Hughes, accompanied by her son Glenn, came from Japan as a housekeeper for a military colonel transferred to Los Alamitos. Hughes’ husband had died years before in the army.

She had been a seamstress in her homeland and wanted to use her skills to seek work once her time with the Colonel was over.

“Sato was there from the very beginning, the heart and soul of Kanvas by Katin surf trunks,” Carroll said upon learning of his passing. “I doubt if any single person has sewn a tiny percentage of the number of ones they have over all those years.”

He called her “the unsung heroine of the surfwear industry.”

Business was so good that the Katins stopped making boat materials and focused solely on board shorts.

Walter Katin died in 1967 and Nancy Katin took over the business. The best surfers of that era – PT Townend, Shaun Tomson and the Hawaiians who came to town – all flocked to the store to have their Katin trunks made by Hughes.

The trunks were guaranteed for life: if the shorts tore, Hughes would mend them.

Sato Hughes, featured in 2015, helped popularize board shorts in the 1960s and worked until age 92 at the Katin Surf Shop on Pacific Coast Highway in Huntington Beach. Hughes died on September 28, 2024 at the age of 96. (PHOTO BY MARK RIGHTMIRE, ORANGE COUNTY REGISTER/SCNG)
Sato Hughes, featured in 2015, helped popularize board shorts in the 1960s and worked until age 92 at the Katin Surf Shop on Pacific Coast Highway in Huntington Beach. Hughes died on September 28, 2024 at the age of 96. (PHOTO BY MARK RIGHTMIRE, ORANGE COUNTY REGISTER/SCNG)

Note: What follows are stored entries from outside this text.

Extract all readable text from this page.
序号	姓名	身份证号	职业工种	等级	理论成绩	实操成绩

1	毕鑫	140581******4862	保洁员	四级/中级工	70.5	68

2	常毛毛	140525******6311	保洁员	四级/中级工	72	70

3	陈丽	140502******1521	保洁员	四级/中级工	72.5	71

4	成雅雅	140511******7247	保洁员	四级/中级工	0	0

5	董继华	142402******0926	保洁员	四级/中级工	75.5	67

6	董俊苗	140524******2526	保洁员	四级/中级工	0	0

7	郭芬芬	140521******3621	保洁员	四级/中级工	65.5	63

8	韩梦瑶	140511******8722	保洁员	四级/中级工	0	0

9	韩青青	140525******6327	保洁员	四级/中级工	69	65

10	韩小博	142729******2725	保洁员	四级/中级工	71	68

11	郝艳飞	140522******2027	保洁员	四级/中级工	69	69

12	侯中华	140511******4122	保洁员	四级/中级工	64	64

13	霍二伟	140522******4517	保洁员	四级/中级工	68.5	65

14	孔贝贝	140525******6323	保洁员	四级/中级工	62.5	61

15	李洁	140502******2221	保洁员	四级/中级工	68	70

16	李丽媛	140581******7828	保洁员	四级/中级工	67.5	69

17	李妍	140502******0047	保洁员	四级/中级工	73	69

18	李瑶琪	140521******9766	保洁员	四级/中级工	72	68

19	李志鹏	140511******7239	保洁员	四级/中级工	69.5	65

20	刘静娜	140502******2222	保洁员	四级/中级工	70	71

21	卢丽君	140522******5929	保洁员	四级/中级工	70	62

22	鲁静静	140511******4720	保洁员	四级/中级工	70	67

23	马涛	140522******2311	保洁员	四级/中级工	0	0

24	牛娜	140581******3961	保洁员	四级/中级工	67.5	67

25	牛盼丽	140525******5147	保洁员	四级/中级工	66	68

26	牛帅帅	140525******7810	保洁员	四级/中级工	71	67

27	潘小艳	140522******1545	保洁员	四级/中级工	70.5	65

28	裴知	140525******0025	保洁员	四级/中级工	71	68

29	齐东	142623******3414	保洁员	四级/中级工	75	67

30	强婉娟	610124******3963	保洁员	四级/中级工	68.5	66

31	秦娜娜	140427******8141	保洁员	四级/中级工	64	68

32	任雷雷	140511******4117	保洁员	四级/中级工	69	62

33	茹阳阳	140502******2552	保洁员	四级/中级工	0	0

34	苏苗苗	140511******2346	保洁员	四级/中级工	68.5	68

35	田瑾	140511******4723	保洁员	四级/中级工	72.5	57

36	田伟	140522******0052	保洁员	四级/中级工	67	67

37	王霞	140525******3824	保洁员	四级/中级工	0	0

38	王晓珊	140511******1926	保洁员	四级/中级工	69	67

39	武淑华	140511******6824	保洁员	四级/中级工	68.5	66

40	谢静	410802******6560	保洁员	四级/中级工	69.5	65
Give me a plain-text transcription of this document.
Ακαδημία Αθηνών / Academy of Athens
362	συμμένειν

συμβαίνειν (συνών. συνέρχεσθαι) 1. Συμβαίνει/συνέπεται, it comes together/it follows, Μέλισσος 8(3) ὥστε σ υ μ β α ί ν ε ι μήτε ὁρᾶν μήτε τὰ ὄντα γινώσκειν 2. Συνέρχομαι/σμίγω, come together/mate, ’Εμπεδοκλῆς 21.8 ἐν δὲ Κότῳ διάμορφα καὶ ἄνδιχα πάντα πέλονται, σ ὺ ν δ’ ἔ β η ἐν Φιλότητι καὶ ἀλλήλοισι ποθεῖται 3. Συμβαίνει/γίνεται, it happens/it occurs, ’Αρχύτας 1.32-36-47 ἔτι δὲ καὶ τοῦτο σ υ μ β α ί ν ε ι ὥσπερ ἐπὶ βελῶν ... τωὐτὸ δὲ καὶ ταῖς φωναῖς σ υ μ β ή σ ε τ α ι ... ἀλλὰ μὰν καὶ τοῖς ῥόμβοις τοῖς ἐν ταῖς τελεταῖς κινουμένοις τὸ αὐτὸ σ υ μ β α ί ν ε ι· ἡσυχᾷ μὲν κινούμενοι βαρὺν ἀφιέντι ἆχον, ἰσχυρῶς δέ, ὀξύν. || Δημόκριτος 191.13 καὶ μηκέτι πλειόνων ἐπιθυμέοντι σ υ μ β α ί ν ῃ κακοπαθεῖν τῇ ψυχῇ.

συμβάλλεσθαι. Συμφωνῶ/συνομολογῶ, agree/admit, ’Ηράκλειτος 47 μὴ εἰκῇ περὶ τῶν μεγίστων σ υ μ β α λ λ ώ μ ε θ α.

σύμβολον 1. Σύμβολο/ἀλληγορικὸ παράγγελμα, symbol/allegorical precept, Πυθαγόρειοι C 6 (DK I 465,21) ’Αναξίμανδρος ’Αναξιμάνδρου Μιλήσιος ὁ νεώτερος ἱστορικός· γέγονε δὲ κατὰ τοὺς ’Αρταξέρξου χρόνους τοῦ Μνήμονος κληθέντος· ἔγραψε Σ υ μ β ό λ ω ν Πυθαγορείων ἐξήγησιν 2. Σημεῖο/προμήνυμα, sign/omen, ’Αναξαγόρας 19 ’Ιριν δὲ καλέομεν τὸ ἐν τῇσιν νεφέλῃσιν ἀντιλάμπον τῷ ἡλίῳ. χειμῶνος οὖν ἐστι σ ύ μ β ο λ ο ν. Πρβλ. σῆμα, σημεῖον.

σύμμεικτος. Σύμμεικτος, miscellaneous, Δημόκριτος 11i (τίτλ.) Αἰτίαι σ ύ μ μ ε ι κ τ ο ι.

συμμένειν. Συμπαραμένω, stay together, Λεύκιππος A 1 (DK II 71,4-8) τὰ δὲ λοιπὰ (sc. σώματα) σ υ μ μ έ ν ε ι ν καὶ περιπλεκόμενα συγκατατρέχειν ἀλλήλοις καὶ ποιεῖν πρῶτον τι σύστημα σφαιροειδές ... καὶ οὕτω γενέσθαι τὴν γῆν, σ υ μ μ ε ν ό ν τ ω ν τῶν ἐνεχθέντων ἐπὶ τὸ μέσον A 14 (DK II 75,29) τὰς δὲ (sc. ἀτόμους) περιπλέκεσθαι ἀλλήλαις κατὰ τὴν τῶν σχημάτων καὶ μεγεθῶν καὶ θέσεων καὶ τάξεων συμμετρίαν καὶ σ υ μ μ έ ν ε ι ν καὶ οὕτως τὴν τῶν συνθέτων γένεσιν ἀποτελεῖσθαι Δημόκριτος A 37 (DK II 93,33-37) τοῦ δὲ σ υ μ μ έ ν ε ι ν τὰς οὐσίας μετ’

Over the years, Nancy Katin has refused offers from major brands wishing to develop her business.

And when Katin died in 1986, she left the business to Hughes, a legacy the seamstress knew nothing about until her boss, who became a dear friend, left.

She continued to sew trunks over the decades with her son, Glenn, who grew up in the shop and helped her on the business side.

In recent years, the boardshorts industry has been divided; the Katin brand manufactured by an outside company, while Hughes continued to manufacture the shorts in-house for the Kanvis by Katin label until his retirement.

Ricky Blake, a Huntington Beach surfing historian and board member of the International Huntington Beach Surfing Museum, called Hughes “the secret sewing weapon behind the first surfing trunks.”